The Educational Attainment sub-index captures the gap between women’s and men’s current access to education through the enrolment ratios of women to men in primary-, secondary- and tertiary-level education. A longer-term view of the country’s ability to educate women and men in equal numbers is captured through the ratio of women’s literacy rate to men’s literacy rate.

Health and Survival sub-index provides an overview of the differences between women’s and men’s health using two indicators. The first is the sex ratio at birth, which aims specifically to capture the phenomenon of “missing women”, prevalent in countries with a strong son preference. Second, the index uses the gap between women’s and men’s healthy life expectancy.

This measure provides an estimate of the number of years that women and men can expect to live in good health by accounting for the years lost to violence, disease, malnutrition and other factors.
Political Empowerment sub-index measures the gap between men and women at the highest level of political decision-making through the ratio of women to men in ministerial positions and the ratio of women to men in parliamentary positions. In addition, the reported included the ratio of women to men in terms of years in executive office (prime minister or president) for the last 50 years.

In the last general elections, only three women won elections, compared to 54 males. The three women are; Nnaniki Makwinja (Lentsweletau-Mmopane), Talita Monnakgotla (Kgalagadi North), and Anna Mokgethi (Gaborone Bonnington North). Four women were elected through Specially Elected dispensation; Peggy Serame, Dr Unity Dow, Phildah Kereng and Beauty Manake. All female MPs — save Dow, who resigned — are members of the executive.

Overall, Botswana has 63 seats, all 57 elected by the electorates, and six elected by parliament. Early this year, Botswana Democratic Party (BDP) secretary general and Gaborone North MP, Mpho Balopi, successfully moved a motion in parliament calling for increment of elective seats from 57 to 61. Balopi contented that population growth demands the country respond by increasing the number of MPs.

In Africa, Botswana play second fiddle to countries like Rwanda, Namibia, South Africa, Burundi, and Zimbabwe who have better representation of women, with Rwanda being the only country with more than 50 percent of women in parliament.

The low number of women in parliament is attributed to Botswana’s current, electoral system, First-Past-the-Post.

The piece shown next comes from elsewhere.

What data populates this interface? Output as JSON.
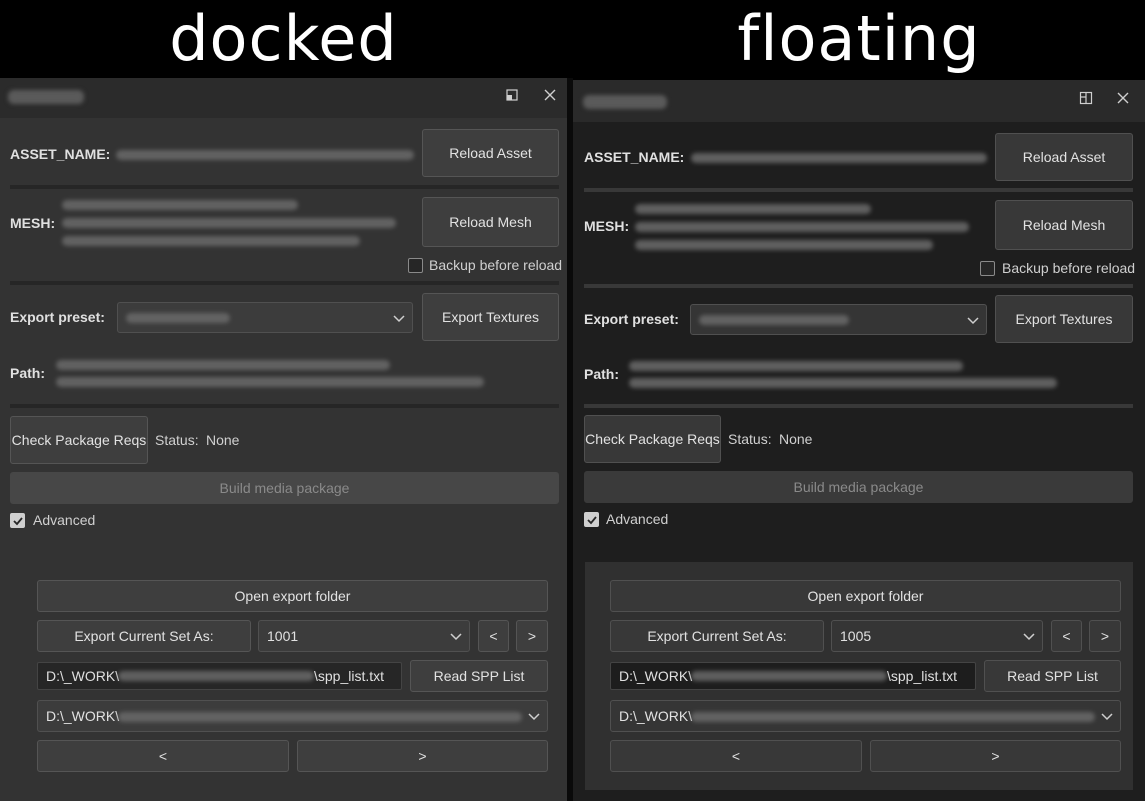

During the 9th parliament, then MP for Mahalapye East tabled a motion in parliament in which she sort to increase the number of Specially Elected MPs in parliament to augment female representation in the National Assembly.

The motion was opposed famously, by then Specially Elected MP, Botsalo Ntuane, who said the citizens were not in favour of such a move since it dilute democracy, instead suggesting the Botswana should switch to Proportional-Representation-System. Botswana is currently undergoing Constitutional Review process, with the commission, appointed in December, expected to deliver the report to President Mokgweetsi Masisi by September this year.